ISIL jihadists have tried to justify seizing thousands of Yazidi women in northern Iraq and offering them to fighters as sex slaves.
When stories of mass murder and enslavement first emerged in August there were suggestions they might be exaggerated.
Now, however, researchers who have talked to survivors and imprisoned women on hidden mobile phones believe that up to 5,000 men may have been shot dead and bulldozed into mass graves, and 7,000 women held in detention centres to be offered as slaves.
Moreover, the Islamic State of Iraq and the Levant has not only admitted taking the women, but issued a lengthy theological justification.
"After capture, the Yazidi women and children were then divided according to the Sharia amongst the fighters of the Islamic State," says a new article in their English-language online magazine Dabiq.
When the jihadists attacked areas occupied by Yazidis, the West's attention focused on tens of thousands of refugees who crowded the barren hills of nearby Mount Sinjar. But thousands more were captured in nearby villages.
"My 13-year-old sister was separated from my family," said one man, Ahmed Naif Qasem, who is staying in the town of Ba'adre. His parents, wife and extended family were seized from their home in Snuny, near Sinjar, and taken over the Syrian border to be converted to Islam at gunpoint.
When the family returned, his sister and his wife had been taken away. His wife was later allowed to rejoin her family after having been "treated badly", but no one had seen his sister since.
What has happened to the women has been relayed in a series of phone calls from families, and in some cases by women and girls who managed to escape.
Bakat Khalaf, 60, another refugee in Ba'adre, said his 13-year-old niece had escaped seven weeks after being "taken away" but had so far been too distressed to describe what had happened to her.
"She just cries when she tries to speak," he said. Others escapers have told of being "married" to older jihadi leaders, in some cases raped, and made to watch acts of barbarity. Such stories have been confirmed by researchers from the United Nations. Matthew Barber, a scholar of Yazidi history at the University of Chicago who was in Kurdistan as the assaults happened, said he had a list of 4,800 names of women and children being held captive.
"In every place where Yazidi women or families are held, jihadists come and randomly select women that they take away," he added. "A final total above 7,000 is perfectly feasible."
The town of Tal Afar alone is thought to hold around 3,500 women and children in five detention centres. Others are being held in Mosul.
Much of the Islamic State newsletter is devoted to theological justifications for the jihadists' behaviour, citing the practices of the Prophet Mohammed and his Companions.
The article about the Yazidis, entitled "The Revival of Slavery before the Hour", says that "well-known" rules are observed, including not separating mothers from their children.
The Dabiq article does not specifically say women are being sold for sex, but it says taking a maid as a concubine helps men avoid the sin of adultery, or of being alone with an unrelated woman.
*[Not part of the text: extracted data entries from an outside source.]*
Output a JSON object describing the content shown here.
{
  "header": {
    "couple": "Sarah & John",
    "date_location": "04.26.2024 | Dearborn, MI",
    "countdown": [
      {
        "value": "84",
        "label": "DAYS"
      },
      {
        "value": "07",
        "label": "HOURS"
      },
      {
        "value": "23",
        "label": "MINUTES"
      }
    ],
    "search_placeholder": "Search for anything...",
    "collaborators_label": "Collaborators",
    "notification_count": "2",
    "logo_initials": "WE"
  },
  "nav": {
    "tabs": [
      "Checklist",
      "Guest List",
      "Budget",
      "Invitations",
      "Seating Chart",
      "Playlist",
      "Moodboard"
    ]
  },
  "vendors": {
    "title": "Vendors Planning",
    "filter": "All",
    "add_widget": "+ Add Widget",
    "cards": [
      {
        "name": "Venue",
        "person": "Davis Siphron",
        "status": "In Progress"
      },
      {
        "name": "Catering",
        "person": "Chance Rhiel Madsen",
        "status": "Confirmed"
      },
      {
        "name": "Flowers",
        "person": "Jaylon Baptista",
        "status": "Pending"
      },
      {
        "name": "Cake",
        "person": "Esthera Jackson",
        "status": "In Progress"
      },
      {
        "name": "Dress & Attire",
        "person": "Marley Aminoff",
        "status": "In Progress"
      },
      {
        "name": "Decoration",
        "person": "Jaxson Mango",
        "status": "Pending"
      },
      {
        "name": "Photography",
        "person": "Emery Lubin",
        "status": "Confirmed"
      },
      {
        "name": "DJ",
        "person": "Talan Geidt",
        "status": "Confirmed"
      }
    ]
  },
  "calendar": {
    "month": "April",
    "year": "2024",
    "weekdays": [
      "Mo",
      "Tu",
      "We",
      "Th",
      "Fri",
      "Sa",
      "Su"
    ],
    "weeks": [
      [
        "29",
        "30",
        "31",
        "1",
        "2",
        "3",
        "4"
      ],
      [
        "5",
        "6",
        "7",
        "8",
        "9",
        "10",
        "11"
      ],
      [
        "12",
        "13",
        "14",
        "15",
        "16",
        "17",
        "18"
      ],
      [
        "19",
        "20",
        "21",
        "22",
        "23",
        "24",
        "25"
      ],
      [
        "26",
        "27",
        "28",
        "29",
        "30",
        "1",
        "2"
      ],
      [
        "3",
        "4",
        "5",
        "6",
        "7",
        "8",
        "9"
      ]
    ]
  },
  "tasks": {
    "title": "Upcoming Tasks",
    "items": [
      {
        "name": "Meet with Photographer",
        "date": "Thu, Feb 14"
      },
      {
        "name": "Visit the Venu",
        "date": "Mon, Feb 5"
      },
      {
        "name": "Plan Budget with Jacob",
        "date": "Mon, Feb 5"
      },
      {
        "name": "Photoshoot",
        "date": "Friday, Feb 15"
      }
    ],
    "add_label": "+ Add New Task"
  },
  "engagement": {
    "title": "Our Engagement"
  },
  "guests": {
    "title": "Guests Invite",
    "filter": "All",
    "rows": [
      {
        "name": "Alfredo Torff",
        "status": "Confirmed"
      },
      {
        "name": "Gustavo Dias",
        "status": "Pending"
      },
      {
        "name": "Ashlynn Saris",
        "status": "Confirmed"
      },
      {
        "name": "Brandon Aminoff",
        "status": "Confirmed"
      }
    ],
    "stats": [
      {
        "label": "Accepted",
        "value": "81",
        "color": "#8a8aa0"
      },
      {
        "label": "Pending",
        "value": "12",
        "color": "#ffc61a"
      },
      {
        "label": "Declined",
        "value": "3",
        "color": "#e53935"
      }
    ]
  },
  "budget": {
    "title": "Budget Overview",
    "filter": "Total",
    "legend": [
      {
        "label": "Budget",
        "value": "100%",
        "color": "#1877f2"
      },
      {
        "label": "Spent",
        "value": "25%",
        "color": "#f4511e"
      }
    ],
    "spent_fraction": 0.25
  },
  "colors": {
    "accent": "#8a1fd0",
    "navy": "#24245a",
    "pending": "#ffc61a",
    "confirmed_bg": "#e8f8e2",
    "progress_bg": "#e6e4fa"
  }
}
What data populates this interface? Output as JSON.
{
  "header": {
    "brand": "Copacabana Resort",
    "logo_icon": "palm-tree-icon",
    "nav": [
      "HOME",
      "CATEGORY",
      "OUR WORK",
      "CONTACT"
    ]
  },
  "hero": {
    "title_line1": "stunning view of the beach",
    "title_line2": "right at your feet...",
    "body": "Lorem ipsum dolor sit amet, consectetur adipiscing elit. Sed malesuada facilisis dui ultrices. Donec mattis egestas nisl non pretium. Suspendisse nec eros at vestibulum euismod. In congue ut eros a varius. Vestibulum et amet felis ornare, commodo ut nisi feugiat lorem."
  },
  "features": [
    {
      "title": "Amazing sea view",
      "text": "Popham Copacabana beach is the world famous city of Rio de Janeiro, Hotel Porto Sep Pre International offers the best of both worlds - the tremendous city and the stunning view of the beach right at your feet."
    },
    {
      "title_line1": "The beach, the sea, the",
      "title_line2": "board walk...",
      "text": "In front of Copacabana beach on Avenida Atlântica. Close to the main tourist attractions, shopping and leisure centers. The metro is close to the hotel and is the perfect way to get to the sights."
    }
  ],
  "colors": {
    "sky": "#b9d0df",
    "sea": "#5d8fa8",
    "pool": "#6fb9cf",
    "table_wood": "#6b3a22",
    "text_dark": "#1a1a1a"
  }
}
An open letter to Isil by Islamic scholars last month took them to task over the Yazidis, insisting that: "The reintroduction of slavery is forbidden in Islam. It was abolished by universal consensus."
The figures for men killed as Isil took their villages are reminiscent of the Srebrenica massacre in the Bosnian civil war. The UN's report says 250-300 men were killed in Mr Khalaf's village, Hardan, including 10 by beheading; another 400 were gunned down in the village of Khocho; another 200 civilians were killed by Isil shelling them as they left the village of Adnaniya; as another group of refugees reached the village of Qiniyeh, the men were separated from the women and children, and 70 to 90 of them were lined up by a ditch and shot.
On another road, witnesses reported dozens of bodies left behind, including those of four elderly men with disabilities, who had been shot dead.
In some massacres, the bodies were bulldozed into mass graves, survivors told The Daily Telegraph. In others, men were herded into Yazidi temples that were then blown up.
Mr Barber and Kurdish representatives said researchers believed 3-5,000 men had been killed.
The Yazidi religion is an offshoot of Zoroastrianism, and Yazidis are described as "devil-worshippers" by Isil.